Stranger Things Happen

A few years ago, I read Kelly Link’s short story collection Get in Trouble. Despite generally liking short stories best when they’re kind of weird, I thought that collection was a little too weird. I can’t remember the details of those stories well enough now to compare them to the stories in her first collection, Stranger Things Happen. But I can say that I enjoyed this collection more. Maybe the stories are just a little less strange (and they’re very strange), or maybe I’ve changed enough as a reader or was just in the right mood to be able to just sit in the weirdness of these stories.
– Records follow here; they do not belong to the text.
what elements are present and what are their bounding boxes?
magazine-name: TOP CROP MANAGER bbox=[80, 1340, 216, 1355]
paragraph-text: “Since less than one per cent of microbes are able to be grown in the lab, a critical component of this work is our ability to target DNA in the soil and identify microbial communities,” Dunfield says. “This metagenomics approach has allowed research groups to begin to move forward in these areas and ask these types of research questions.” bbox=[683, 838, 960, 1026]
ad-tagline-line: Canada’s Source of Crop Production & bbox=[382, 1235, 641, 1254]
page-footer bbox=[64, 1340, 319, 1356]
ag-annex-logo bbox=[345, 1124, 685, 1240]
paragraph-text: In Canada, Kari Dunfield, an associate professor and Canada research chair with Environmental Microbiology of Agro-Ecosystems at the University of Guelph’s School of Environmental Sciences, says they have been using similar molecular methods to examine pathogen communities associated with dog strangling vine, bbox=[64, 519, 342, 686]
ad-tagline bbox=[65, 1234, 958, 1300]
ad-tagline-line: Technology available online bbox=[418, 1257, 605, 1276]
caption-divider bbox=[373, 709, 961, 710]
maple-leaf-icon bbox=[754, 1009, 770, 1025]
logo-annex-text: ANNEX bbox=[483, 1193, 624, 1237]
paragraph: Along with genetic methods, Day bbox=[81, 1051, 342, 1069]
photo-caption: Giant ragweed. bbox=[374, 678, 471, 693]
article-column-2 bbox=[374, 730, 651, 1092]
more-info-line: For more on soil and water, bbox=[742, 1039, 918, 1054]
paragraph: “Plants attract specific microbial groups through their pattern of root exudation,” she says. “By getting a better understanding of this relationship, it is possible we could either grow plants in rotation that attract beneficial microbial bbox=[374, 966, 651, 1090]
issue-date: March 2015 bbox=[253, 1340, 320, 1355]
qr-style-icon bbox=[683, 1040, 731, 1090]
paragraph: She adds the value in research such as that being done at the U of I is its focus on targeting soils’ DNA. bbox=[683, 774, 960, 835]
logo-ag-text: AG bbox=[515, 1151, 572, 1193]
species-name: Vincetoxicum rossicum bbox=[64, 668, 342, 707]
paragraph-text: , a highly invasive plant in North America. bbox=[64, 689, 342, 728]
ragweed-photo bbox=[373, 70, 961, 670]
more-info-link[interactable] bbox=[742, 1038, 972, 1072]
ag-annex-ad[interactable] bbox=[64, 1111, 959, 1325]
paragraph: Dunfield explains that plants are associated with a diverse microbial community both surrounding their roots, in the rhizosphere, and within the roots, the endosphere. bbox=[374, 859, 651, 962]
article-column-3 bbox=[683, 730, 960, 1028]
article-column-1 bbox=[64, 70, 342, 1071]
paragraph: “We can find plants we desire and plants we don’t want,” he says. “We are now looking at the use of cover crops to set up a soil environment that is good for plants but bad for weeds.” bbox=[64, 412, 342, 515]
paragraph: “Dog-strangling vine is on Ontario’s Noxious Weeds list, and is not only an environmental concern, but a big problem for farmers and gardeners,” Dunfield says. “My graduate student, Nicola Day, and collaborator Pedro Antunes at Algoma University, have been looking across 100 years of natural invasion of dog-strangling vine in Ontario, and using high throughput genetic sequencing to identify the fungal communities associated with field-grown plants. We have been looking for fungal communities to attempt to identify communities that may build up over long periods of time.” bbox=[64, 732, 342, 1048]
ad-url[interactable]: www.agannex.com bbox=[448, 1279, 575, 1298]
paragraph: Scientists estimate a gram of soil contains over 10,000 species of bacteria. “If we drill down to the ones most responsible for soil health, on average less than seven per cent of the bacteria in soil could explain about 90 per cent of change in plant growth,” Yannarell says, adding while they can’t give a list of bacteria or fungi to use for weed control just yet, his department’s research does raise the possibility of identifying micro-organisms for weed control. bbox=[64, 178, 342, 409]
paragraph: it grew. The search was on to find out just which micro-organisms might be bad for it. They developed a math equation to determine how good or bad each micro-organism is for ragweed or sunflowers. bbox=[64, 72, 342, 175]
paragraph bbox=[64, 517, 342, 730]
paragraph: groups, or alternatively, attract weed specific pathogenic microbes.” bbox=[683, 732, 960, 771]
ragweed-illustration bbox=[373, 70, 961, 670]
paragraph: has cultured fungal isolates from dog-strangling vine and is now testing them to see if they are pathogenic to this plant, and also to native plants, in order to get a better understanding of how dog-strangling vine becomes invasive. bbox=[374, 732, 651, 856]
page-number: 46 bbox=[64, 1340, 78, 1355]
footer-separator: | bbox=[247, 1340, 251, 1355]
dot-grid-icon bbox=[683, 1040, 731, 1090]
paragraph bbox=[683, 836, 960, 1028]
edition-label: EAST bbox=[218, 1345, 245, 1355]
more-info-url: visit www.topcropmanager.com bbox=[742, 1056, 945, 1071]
Some of the stories involve hauntings. The first story, “Carnation Lily, Lily, Rose,” is a series of a man just past death, trying to hold on to the memory of the woman he loved. “The Specialist’s Hat” involves twin girls living in a historic home and telling creepy stories and playing games about death. And “Louise’s Ghost” has a woman trying to use music to get a ghost out of her house only to wish to be haunted after the fact.
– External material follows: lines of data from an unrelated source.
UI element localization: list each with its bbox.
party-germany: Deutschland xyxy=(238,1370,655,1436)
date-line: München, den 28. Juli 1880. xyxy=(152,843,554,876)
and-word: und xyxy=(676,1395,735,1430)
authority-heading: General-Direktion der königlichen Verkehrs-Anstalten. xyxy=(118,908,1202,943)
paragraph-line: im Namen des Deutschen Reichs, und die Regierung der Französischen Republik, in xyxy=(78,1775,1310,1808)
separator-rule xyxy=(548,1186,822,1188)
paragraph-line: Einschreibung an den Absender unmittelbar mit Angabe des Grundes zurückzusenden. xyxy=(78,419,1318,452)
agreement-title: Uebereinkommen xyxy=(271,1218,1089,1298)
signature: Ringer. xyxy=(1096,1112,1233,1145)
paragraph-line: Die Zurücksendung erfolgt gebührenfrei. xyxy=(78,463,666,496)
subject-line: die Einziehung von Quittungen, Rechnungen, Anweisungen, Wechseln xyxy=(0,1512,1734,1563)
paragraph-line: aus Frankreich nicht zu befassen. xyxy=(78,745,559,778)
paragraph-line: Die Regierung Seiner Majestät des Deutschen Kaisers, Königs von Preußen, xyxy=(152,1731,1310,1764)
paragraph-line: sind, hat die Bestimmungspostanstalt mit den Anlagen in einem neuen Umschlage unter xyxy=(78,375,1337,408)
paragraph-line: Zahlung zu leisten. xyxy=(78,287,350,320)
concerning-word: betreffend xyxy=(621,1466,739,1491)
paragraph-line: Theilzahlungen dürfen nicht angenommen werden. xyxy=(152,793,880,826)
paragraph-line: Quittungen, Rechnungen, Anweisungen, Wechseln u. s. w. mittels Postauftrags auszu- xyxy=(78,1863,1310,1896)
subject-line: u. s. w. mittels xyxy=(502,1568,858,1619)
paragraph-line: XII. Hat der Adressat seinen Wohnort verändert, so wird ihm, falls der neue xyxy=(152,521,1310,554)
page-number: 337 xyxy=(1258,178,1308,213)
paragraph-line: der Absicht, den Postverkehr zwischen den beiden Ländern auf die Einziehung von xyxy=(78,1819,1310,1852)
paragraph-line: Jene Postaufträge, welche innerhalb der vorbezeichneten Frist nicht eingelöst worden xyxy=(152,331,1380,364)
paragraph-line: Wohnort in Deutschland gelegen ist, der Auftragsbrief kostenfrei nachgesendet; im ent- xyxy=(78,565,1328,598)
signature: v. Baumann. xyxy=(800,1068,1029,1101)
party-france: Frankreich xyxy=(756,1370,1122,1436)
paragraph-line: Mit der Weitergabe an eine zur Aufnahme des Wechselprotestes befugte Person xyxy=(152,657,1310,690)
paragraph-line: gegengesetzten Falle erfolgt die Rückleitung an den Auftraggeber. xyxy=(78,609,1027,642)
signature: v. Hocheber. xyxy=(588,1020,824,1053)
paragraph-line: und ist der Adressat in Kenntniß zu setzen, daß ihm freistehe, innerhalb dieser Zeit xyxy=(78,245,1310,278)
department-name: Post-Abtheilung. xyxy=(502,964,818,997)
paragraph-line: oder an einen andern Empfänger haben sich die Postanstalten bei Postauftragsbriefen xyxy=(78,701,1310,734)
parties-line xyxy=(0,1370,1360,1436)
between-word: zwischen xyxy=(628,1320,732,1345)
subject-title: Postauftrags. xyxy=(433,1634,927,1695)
Fairy tales and myth feature heavily in the stories. Some stories feel like fairy tales, as was the case with “Water Off a Black Dog’s Back,” in which a man falls in love with a woman whose father has no nose and whose mother is missing a leg — and both seem to have an odd connection with the family dogs. And “Flying to Hell” is the story of a woman who seems to have become embroiled with a family from Greek myth, living in the contemporary world. “Travels with the Snow Queen” is about exactly that, a journey on torn-up feet involving not just the Snow Queen but also Briar Rose, all to find a man who may not be worth the trip. And “Shoe and Marriage” offers and different, and darker ending to the Cinderella story.

I don’t necessarily know what these stories mean, but I liked immersing myself in the images and general mood of them. In some of them, I didn’t know what was real in the story world and what wasn’t, and I liked being kept just a little off-kilter. It’s a feeling that can sometimes wear thin for me in a novel, but it’s great in a story.